Membaca berita tersebut, saya jadi heran dan makin meyakini bahwa ada sebagian orang yang memang tidak hadir waktu Gusti Allah bagi-bagi otak di hari kelahiran umat manusia. Berikut saya kutip langsung ucapan penanggung jawab aksi persebaran stiker ‘pribumi’ yang berlangsung di sebagian daerah di Jakarta itu.

“Kami melihat adanya kemungkinan kerusuhan di Jakarta.
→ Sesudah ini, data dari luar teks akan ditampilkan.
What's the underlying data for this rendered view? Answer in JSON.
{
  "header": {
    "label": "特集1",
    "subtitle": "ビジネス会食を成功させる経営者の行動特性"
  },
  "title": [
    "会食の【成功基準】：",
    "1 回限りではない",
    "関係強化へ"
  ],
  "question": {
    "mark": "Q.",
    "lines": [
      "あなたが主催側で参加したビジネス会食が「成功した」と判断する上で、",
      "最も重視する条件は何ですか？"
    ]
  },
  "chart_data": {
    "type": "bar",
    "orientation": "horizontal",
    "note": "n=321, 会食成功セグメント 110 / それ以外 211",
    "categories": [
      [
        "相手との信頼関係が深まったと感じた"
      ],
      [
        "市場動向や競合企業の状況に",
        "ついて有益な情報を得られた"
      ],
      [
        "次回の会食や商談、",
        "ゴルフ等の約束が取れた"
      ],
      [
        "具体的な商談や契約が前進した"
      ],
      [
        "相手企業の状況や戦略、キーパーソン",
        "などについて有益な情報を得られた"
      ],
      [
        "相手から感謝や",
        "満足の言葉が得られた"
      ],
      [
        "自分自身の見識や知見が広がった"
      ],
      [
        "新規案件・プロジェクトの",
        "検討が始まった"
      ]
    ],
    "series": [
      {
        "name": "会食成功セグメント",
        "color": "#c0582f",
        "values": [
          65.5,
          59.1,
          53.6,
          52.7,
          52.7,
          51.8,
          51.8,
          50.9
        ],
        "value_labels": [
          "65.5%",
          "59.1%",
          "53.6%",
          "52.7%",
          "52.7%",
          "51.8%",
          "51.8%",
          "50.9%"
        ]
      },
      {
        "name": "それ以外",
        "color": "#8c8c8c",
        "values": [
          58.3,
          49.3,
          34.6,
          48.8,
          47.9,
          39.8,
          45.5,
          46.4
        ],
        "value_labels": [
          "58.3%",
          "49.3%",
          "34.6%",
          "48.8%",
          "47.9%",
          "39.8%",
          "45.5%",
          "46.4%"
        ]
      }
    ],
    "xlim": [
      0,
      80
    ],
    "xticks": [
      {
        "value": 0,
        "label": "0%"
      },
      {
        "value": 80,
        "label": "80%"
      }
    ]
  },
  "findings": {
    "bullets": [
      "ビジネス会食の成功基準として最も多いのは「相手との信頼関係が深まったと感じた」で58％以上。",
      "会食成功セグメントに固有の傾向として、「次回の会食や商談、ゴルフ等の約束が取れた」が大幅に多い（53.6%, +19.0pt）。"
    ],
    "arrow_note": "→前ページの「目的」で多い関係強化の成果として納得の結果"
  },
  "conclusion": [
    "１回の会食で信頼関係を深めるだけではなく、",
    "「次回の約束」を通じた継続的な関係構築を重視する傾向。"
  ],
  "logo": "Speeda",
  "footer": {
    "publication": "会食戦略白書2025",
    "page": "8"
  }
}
Oleh karena itu kami sengaja membagikan stiker ini sebagai antisipasi, kalau-kalau terjadi kerusuhan ‘Anti Cina’ seperti kejadian yang lalu-lalu,” ujar Panglima Forum Syuhada Indonesia (FSI), Diko Nugroha kepada wartawan, Senin (13/1/2017).

Ya Allah, pengen rasane tak kamehameha pas ning ngarep raine.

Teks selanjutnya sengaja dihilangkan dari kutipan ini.